Pollination is the mechanical transfer of pollen grains from an anther to a stigma, the receptive end of a carpel. Pollination is accomplished by a variety of physical dispersal agents such as wind, water, and gravity or many kinds of animals including insects, bats, birds, and small rodents. The variations in floral structure are, in large part, adaptations to achieve pollination success. Most pollination is between flowers located on separate plants ( cross-pollination), but in some taxa self-pollination occurs when pollen from the anthers falls on stigmas of the same plant.


If the pollen grain lands on the stigma of a genetically compatible flower, it absorbs moisture and a pollen tube emerges through a pore in the wall. The germinated pollen grain with its pollen tube and three nuclei is the mature male gametophyte. The tube grows downward toward the ovary through special tissues in the style, penetrates the embryo sac, usually through the micropyle (destroying a synergid in the process), and discharges its contents.

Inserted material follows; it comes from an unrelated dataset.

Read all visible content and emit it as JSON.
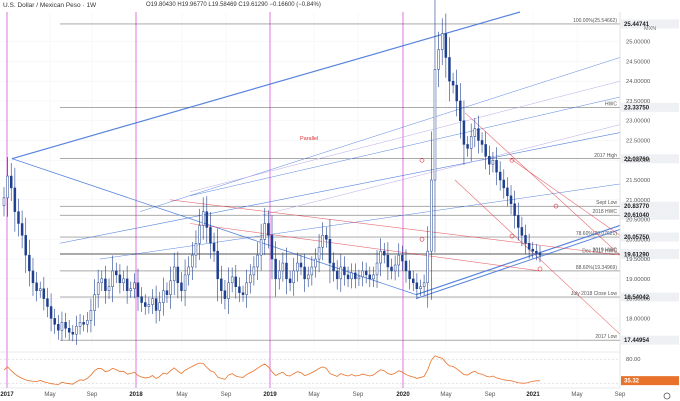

The tube nucleus disintegrates while one of the sperm nuclei fuses with the egg nucleus, forming a zygote. The other sperm fuses with the polar cell, forming the endosperm nucleus. In other words, a double fertilization occurs: Both sperms fuse with embryo sac nuclei. Double fertilization is a characteristic of the angiosperms and results in a polyploid endosperm tissue. (Polyploidy refers to the number of sets of chromosomes the cell contains; plants with more than the diploid two sets are polyploids. The endosperm tissue may be triploid [3 n] or more depending upon the species.)

If no pollen tube and its contents reach an ovule in the ovary, the ovule aborts with no further development. Lacking chemical signals (hormones) from a developing seed, the ovary, too, may wither and die. If double fertilization does occur, the ovule develops into a seed and the entire ovary into a fruit.